J.C. Ryle, in his little book A Call to Prayer, states, “To be prayerless is to be without God, without Christ, without grace, without hope, and without heaven. It is to be on the road to hell…”
(Extended quote by Ryle on p.17-18 of A Call to Prayer.)
So men everywhere should be praying, Paul says. And in so praying, properly submitting to one another and to who God has called them to be. We then see that Paul offers one of those great paradoxes of the Christian faith: if you want to win the war, surrender in prayer.
Fifth, Christian warfare is full of virtue. Christian warfare is neither angry nor quarrelsome but is godly, dignified, peaceful, filled with good works, properly adorned, rightly submissive, and comes from a modest life. It is not vengeful; it is not bitter; it does not keep record of wrongs; it is full of love and honesty and devotion and self-sacrifice. And yet it is also not restrained by the world’s interests: pleasing man rather than God, growing one’s economic value, puffing up one’s pride, and seeking justice by one’s own power. In so being all these things, Christian warfare always carries with it the character of Christ. If it is not these things, it may be warfare, but it is not the good warfare.

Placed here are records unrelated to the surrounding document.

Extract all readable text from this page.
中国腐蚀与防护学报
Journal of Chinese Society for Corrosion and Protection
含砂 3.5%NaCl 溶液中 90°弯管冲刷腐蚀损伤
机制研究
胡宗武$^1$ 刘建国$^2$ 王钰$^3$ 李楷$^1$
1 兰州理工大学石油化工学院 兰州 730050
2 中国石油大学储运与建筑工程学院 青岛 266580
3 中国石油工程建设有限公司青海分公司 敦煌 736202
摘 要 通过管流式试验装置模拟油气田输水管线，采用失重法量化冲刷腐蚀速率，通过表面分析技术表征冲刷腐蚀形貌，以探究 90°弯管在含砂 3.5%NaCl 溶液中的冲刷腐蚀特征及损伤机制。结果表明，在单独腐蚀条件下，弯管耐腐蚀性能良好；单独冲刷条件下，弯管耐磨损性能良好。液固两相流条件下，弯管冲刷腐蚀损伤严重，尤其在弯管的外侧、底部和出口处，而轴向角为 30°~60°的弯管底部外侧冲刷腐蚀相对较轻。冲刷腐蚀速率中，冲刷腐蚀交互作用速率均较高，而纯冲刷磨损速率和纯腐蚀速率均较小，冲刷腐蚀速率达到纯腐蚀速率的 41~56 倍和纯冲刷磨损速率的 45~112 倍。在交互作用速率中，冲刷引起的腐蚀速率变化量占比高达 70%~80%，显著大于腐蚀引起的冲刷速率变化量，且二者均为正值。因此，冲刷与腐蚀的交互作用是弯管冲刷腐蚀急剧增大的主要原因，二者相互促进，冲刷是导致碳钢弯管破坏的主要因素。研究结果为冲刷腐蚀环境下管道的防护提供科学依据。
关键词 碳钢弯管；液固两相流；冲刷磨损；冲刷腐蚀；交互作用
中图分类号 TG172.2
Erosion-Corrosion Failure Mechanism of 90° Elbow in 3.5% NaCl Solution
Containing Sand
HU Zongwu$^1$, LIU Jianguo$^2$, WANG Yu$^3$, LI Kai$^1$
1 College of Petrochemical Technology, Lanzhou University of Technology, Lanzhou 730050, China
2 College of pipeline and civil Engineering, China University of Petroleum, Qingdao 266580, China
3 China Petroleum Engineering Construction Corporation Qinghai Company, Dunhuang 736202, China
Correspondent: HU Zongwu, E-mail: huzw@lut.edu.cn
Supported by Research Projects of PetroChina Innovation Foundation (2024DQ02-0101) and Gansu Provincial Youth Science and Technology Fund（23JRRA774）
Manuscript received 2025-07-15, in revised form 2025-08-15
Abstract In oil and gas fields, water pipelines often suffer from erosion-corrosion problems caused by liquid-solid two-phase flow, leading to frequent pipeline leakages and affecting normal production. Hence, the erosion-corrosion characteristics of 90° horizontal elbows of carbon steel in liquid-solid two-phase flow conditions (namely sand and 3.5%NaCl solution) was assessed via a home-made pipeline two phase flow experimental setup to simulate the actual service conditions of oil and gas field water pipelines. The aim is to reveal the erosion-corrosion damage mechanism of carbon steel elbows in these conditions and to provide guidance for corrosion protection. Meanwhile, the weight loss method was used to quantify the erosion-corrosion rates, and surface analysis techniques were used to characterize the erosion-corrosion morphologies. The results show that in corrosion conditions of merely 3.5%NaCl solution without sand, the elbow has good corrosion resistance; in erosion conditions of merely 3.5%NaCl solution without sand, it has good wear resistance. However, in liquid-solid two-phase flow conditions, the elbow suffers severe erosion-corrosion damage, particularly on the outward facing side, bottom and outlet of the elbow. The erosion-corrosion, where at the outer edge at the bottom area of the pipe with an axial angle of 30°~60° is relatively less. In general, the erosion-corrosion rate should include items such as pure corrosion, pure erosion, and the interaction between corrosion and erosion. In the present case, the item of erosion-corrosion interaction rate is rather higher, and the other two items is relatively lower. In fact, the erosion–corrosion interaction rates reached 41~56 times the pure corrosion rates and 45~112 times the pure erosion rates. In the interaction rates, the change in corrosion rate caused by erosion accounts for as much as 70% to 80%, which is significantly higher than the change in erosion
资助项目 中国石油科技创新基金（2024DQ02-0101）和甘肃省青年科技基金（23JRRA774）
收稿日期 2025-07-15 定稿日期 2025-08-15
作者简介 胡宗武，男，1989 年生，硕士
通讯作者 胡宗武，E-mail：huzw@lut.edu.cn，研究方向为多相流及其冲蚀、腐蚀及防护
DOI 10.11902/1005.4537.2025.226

According to all this, Timothy’s greenness is marked by warfare and prayer. Let us then live in this young and green season in our church in a way which follows Paul’s advice to Timothy, that we would, in our youth, give ourselves to war and prayer. Paul tells him this is what lies ahead, and Timothy is to share this with the church in Ephesus. And so we, as a green church, heed Paul’s sacred wisdom. And we heed it nowhere more potently than in this table, the Table of our Lord. It is then no surprise that as a young church, this table is immensely important for us, for in it are the most important weapons of war and prayer we have been given. This is a table of war-time preparation, restoration, and rest. It is a table of warrior fellowship. And it is a table which reminds us that Christ is our warrior-king, going before us into every battle. At this table is likewise the most important components of prayer. This is a table of prayerful preparation, consecration, and humility. It is a table of prayerful fellowship. Just as Christ is our warrior-king, going before us, he is our great high priest, forever interceding for us at the right hand of the Father. In this Table, in this bread and wine, is signified that this good warfare is one which requires sounds doctrine, which is why the prayer of consecration is filled with so much Scripture. In this Table is signified that this good warfare is against sin, which is why we confess before we fellowship together at this Table. In this Table is signified that this warfare is indeed good, which is why we do not come to this table morose or timid or melancholy; we come to this table with joy and thanksgiving. In this Table is signified the prayer of prayers, the intercessory prayers of Jesus Christ, seated at the right hand of the Father. In this Table is signified that this warfare is one which is filled with Christian virtue, because this Table, though a table, is a sword, whose two edges are providence and fellowship. At this Sacrament are all the signs of one great truth: the Church is a people who prays and fights, for by doing both we are sanctified and God is glorified, and this is most especially true in our youth, in our greenness.
Now hear, as we close our time, a poem from George Herbert titled “Prayer (I)”
Prayer the Church's banquet, Angels’ age,
God's breath in man returning to his birth,
The soul in paraphrase, heart in pilgrimage,
The Christian plummet sounding heav'n and earth;
Engine against th' Almighty, sinner's tower,
Reversed thunder, Christ-side-piercing spear,
The six-days world-transposing in an hour,
A kind of tune, which all things hear and fear;
Softness, and peace, and joy, and love, and bliss,
Exalted manna, gladness of the best,
Heaven in ordinary, man well dressed,
The milky way, the bird of Paradise,
Church-bells beyond the stars heard, the soul's blood,
The land of spices; something understood.